J’ai souvent rêvé que je descendais dans les abysses de la mer pour remonter un portefeuille bien garni, hommage posthume de l’aventure marine. Les premiers champions de quinze cents mètres furent tentés par les pommes d’or du jardin des Nespérales. L’homme est instinctivement un professionnel. Quand on est entré une fois, même par hasard, dans l’atmosphère du Tour de France, il est difficile d’oublier et de ne pas tirer des plans pour mieux retenir sa place dans le tour qui suivra. Coureurs, photographes, journalistes sont les maillons animés d’une longue chaîne qui vit en dehors du temps, en dehors des soucis, en dehors de la foule qui l’acclame.
On passe, comme une force de la nature, en marge des villes et des villages.
On vit d’une vie extraordinairement inhumaine, en ce sens que tous les vieux mots quotidiens tendent à s’immobiliser devant ces jambes extraordinaires qui agissent comme des bielles.
Il y a les hommes du Tour de France et leur suite pavoisée. Et puis, il y a le reste, qui regarde et s’enthousiasme et qui, vu de la route, apparaît comme un bloc figé par des lois incompréhensibles. Pour ma part, je me mêle assez facilement aux forces qui me paraissent inexorables : le Tour de France en est une, parce qu’elle est impitoyable comme, en définitive, tous les spectacles sportifs.
Il vaut mieux lutter pour gagner sa vie, un utilisant l’appareil décoratif des jeux physiques. La chute d’un champion est plus émouvante que la chute maladroite d’un savant. On retrouve, sous le soleil, dont la bienfaisance est tragique, les vieux émois de ce qui en nous ne doit rien au culte des humanités. On n’est pas barbare, mais c’est familial, en ce sens que nous avons tous une manière de coureur dans nos familles. Les uns disent qu’il portait un flambeau ; les autres pensent plus simplement qu’il voulait contraindre la fortune à lui sourire.
En suivant la ronde volontaire des coureurs multicolores, il semble bien que l’on suit la roue caoutchoutée de la Fortune.
Tous les hommes qui sont sur la route et qui peinent loyalement jusqu’à l’extrême limite de leurs forces sont des chercheurs d’or dont l’énergie est contagieuse.
Le plus beau poème fut lu par le pauvre qui trouva une fortune dans une poubelle. Au-delà du Galibier, le Tour de France commencera à choisir les siens.

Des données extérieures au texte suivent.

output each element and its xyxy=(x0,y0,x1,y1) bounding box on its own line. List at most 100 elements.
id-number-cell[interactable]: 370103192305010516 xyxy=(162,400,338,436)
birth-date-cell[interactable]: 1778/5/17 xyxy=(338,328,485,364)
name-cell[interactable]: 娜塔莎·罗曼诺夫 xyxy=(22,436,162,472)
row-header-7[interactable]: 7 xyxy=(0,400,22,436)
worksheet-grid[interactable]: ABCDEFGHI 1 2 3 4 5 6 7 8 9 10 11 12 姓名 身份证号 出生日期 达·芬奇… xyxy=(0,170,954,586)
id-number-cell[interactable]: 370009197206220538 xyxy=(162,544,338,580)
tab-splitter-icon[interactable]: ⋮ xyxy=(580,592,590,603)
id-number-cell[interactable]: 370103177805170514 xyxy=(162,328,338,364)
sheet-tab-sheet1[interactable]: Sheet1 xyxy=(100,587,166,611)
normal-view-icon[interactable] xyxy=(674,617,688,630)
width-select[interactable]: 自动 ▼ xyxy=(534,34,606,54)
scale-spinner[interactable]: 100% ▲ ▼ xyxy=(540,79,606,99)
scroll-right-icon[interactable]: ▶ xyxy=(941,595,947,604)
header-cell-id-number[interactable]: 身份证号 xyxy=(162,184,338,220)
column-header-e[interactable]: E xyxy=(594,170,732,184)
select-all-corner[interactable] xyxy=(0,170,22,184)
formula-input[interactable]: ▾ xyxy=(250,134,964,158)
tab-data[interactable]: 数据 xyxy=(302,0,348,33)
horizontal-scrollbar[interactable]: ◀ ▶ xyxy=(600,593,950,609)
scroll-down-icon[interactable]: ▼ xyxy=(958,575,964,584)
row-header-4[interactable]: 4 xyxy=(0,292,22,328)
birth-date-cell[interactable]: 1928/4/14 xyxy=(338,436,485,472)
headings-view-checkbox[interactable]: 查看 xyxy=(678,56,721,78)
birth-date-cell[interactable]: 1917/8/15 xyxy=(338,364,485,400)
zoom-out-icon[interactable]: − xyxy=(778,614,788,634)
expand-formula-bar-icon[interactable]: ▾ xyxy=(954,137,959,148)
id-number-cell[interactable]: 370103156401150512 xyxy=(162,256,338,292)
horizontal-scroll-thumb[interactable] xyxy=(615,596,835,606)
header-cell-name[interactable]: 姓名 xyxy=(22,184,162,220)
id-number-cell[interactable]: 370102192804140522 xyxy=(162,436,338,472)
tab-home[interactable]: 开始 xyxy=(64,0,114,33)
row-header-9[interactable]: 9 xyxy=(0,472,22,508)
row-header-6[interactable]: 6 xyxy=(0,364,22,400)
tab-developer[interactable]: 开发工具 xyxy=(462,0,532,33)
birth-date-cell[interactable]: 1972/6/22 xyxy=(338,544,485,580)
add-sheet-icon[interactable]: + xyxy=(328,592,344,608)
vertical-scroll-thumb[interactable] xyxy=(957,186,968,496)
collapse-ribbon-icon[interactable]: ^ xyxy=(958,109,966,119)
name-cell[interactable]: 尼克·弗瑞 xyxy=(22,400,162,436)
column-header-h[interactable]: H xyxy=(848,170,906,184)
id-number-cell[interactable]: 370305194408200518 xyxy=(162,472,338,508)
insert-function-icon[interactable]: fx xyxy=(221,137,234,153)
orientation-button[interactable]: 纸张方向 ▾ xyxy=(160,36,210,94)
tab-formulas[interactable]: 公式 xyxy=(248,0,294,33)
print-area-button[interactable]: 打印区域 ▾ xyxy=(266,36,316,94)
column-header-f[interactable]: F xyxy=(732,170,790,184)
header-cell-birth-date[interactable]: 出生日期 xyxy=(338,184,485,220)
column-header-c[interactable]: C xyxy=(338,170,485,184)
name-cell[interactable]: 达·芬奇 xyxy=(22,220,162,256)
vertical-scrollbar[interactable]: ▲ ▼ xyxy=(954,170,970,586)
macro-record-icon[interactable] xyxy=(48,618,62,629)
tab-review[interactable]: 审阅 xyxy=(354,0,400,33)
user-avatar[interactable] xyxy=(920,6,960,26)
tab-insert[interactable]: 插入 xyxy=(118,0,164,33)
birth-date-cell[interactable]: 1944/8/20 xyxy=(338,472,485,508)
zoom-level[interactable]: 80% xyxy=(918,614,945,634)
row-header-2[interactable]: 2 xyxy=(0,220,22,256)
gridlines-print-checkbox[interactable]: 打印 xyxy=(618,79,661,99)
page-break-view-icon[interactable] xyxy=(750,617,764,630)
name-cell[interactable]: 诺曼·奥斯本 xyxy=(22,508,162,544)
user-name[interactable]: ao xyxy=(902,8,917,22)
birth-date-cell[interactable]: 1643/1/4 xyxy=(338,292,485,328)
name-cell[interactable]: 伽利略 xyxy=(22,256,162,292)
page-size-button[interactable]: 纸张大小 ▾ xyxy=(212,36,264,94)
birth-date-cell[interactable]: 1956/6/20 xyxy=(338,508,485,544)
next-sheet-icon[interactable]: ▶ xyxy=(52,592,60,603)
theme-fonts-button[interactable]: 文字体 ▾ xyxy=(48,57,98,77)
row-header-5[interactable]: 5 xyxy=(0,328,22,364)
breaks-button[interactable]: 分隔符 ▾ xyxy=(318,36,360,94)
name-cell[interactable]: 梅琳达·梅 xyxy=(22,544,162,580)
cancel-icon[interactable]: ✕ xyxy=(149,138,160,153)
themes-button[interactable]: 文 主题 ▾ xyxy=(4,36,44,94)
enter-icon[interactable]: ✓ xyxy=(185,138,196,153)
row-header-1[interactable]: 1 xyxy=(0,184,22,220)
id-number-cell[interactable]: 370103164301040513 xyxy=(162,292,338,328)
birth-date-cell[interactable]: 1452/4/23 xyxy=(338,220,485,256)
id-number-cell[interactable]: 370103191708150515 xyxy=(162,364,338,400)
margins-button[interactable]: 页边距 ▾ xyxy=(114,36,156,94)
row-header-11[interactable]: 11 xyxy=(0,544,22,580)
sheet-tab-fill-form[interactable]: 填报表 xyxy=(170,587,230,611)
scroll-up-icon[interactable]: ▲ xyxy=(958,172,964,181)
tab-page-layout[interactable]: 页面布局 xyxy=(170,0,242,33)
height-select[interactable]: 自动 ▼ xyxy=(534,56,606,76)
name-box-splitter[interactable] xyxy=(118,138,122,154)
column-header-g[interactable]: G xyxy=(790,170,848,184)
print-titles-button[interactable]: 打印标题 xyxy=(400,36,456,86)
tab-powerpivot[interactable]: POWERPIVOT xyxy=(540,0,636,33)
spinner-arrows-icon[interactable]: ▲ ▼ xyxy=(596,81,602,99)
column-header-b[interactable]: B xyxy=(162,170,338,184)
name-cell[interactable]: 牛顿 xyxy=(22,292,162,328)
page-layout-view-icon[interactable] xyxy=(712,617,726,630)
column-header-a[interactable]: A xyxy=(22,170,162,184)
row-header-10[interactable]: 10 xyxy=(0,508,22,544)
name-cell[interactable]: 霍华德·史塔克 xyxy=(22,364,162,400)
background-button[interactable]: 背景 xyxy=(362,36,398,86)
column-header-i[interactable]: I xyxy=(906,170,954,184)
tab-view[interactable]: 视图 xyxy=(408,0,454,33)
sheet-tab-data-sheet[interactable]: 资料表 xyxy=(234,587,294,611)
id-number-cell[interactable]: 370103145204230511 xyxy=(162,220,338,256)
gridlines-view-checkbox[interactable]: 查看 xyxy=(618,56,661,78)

Article paru dans Le Tour de France, album édité par l’Auto, 1936
Un coup de pistolet dans une jeune matinée d’été ouvre les digues qui maintiennent le fleuve le plus étrange que l’on puisse concevoir. C’est une force qui se libère, entre les arbres d’une belle avenue, une force pittoresque où les gais maillots aux couleurs de l’Europe précèdent les accessoires du lyrisme publicitaire.
Ce spectacle sportif dépasse le cadre réservé aux jeunes de l’athlétisme. C’est une des forme les plus récentes de l’esprit de la foule rien n’est plus étroitement adapté au goût populaire de l’époque. C’est une fête citadine et rurale, une fête nationale dont les détails sont impromptus et dont l’élan est vraiment cordial.
Pendant un mois, tout autour de la France, rangée au bord des routes pavoisées par la bonne humeur de chacun, des hommes à jambes longues et harmonieuses, montés sur des machines dont la fragilité est surprenante, vont porter de ville en ville un spectacle émouvant et sain ; un spectacle d’une qualité si exactement conforme au désir des masses ingénument sportives, qu’il offre l’apparence d’une manifestation sociale d’une puissance à peu près irrésistible.
Toute la rue, toute la route prend part à cet événement coloré et bruyant, mais bien contenu dans ses digues. C’est un spectacle de rues et de routes qui vide les cités et les villages de tous leurs habitants, rangés sur l’herbe ou les trottoirs, afin d’acclamer la ronde des coureurs brunis par le soleil et roulant dans un bruit doux, soyeux et bouleversant, sur les pavés du nord ou dans la poussière blanche du sud.
On ne se lasse pas des images créées par l’effort de ce groupe des hommes énergiques et sympathiques. Je connais des écrivains, des poètes comme André Salmon qui suivent ce Tour de France pour la dixième fois.
C’est que la jeune camaraderie qui rayonne de cet événement ne peut être comparée à aucune autre dans le domaine des spectacles sportifs qui s’incorporent naturellement dans l’amitié d’une foule. Quand on suit, pour la première fois, le Tour de France, il est impossible de se soustraire à cette sorte de Kermesse qui se renouvelle chaque jour dans un nouveau décor soumis aux mêmes ovations.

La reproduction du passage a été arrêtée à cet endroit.